Cette décision est totalement personnelle et c’est bien là le sujet du film. Que celui qui n’a jamais hésité à quitter un boulot alimentaire me jette la première pierre !
Mais encore un peu au-delà de ça, il y a la question fondamentale, qu’il faudra bien se poser un jour, et ce en particulier pour les femmes : « le boulot, c’est quoi ? ». Entre une carrière exemplaire et une vie de famille exemplaire, que choisir (parce que bon faut pas se leurrer, rares sont celles qui parviennent à concilier les deux !) Attention, je ne parle plus de bonheur au boulot ! Je parle d’ambition, de responsabilités, de finir à 22h pour boucler un dossier alors que ton assistante est rentrée depuis belle lurette et que toi aussi tu le serais si tu en étais restée une, d’assistante…

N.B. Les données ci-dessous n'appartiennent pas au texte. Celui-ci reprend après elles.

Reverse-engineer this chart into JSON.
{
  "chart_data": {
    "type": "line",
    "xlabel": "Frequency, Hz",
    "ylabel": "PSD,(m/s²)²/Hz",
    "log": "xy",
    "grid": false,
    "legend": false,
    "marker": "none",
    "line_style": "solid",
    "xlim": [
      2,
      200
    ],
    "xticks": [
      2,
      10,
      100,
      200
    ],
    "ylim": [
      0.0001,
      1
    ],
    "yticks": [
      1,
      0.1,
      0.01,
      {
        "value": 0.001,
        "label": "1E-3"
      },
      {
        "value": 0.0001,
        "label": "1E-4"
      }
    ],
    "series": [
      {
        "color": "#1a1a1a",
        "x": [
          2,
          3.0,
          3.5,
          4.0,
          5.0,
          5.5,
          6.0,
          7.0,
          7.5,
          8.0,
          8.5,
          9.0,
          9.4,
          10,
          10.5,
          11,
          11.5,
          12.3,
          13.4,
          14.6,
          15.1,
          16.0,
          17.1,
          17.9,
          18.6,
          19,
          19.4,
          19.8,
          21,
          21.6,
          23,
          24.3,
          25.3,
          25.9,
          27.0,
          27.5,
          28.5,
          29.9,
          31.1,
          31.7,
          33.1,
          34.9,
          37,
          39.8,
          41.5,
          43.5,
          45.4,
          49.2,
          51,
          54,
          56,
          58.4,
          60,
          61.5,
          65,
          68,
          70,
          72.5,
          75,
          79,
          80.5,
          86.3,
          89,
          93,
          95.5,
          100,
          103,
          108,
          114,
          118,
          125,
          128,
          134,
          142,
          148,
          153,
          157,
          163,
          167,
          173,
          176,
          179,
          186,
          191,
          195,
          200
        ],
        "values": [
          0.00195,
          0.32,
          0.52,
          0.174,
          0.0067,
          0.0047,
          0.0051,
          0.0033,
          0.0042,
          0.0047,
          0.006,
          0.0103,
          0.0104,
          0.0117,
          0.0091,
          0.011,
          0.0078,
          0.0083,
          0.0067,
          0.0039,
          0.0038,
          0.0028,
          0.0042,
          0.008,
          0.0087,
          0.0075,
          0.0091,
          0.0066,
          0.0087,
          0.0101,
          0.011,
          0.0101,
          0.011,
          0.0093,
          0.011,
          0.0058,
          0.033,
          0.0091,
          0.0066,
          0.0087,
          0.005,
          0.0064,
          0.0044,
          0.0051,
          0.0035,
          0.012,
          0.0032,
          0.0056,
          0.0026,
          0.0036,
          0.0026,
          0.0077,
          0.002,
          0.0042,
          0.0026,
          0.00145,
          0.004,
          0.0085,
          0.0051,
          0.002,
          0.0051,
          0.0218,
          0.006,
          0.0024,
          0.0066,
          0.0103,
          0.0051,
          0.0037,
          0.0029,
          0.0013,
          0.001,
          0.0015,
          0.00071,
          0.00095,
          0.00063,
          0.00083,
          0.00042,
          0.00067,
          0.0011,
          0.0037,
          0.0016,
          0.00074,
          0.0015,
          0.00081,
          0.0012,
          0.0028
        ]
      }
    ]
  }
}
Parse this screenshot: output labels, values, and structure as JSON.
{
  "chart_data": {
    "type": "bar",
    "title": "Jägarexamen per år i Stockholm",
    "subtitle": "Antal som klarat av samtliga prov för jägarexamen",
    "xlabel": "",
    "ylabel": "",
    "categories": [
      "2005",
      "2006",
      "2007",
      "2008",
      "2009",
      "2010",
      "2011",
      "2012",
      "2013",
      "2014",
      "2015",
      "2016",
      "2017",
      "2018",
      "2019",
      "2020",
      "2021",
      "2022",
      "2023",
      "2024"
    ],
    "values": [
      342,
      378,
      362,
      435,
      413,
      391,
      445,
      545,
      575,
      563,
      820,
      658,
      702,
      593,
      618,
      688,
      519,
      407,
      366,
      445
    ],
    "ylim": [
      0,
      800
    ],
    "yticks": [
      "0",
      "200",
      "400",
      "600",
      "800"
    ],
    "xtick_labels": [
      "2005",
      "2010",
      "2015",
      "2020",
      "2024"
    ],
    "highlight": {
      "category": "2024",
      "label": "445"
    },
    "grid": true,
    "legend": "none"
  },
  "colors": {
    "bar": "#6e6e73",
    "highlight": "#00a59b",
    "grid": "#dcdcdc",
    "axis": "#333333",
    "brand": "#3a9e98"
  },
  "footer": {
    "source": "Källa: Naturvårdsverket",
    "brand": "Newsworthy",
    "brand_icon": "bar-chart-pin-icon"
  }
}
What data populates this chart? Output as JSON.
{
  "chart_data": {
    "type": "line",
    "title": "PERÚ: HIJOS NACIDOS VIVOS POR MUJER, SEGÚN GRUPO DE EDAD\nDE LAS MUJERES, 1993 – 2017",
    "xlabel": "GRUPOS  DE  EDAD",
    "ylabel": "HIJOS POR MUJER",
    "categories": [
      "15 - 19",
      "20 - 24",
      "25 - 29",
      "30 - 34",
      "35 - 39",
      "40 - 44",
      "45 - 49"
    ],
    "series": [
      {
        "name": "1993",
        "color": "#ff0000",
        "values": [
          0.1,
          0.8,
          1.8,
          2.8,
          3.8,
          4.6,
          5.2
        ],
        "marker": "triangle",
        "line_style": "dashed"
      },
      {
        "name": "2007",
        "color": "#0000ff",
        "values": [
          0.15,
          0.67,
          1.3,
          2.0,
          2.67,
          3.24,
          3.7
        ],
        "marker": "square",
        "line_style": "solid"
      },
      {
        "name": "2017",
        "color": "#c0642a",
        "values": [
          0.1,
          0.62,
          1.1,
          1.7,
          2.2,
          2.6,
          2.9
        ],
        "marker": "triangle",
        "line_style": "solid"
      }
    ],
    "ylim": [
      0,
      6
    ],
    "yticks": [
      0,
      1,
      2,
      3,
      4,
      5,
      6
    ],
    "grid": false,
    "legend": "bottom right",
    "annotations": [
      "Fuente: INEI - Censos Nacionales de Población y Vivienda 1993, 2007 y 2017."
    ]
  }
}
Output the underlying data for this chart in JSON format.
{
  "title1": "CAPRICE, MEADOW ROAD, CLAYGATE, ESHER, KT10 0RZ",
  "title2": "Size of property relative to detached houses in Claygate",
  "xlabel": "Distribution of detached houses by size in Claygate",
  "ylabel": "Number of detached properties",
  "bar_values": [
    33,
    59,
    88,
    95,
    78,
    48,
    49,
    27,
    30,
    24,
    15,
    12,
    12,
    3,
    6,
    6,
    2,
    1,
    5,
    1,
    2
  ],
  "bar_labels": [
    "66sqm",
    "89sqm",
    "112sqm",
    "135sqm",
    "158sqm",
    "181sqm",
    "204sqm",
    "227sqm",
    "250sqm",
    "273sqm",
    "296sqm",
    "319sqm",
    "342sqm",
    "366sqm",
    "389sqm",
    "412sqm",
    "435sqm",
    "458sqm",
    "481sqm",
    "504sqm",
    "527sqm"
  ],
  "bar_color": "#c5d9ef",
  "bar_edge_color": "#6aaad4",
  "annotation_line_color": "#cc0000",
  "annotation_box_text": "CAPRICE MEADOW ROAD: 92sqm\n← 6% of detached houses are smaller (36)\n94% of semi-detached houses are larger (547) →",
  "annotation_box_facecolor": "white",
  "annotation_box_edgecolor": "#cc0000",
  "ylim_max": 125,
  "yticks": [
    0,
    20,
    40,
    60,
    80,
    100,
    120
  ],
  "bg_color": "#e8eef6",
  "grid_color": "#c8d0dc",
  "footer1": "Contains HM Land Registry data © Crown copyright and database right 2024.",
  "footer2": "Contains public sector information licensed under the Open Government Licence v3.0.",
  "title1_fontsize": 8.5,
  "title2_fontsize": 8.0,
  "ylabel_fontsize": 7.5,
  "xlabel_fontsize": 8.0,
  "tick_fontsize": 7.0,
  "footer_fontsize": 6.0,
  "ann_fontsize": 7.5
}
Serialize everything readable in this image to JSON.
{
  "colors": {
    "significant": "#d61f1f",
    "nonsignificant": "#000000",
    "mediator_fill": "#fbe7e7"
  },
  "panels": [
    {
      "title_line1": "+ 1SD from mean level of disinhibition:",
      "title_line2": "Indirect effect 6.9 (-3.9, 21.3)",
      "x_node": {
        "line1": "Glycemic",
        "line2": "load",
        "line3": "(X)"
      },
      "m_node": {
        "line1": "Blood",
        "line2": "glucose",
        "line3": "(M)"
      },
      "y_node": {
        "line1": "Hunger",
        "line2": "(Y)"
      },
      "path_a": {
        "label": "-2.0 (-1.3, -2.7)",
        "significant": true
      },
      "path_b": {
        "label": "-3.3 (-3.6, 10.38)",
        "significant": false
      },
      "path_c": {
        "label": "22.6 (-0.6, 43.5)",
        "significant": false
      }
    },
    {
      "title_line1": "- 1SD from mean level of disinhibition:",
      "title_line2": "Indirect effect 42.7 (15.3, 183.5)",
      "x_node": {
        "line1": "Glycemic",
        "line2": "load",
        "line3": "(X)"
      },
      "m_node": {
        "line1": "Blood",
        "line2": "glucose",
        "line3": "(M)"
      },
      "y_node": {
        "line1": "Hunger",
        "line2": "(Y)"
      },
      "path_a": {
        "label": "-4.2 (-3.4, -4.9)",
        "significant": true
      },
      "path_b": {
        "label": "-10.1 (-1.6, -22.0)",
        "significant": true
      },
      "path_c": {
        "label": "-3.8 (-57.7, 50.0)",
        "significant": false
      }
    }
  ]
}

L’épanouissement professionnel se fera-t-il au détriment du bonheur familial ? Est-ce que vraiment la carrière exemplaire dont on rêvait correspond au shéma de vie qu’on est en train de se forger ? Bon, là j’extrapole un peu sur le sujet du film, mais il y a de ça.
La chef tyrannique et omniprésente est une femme. Sa vie personnelle n’est pas à la hauteur de sa vie professionnelle et ça fait jaser ; ce ne serait pas le cas pour un homme, lesquels d’ailleurs n’ont pas, ou alors dans une très moindre mesure, à se poser ce genre de question.
La discussion qui a suivi le film, avec mon pote, a porté sur ce sujet. Et décidément, les différences professionnelle hommes-femmes persistent et ne sont pas prêtes de céder du terrain.
Mais pour en revenir au film, je l’ai beaucoup apprécié, et je le recommande à à peu près tout le monde.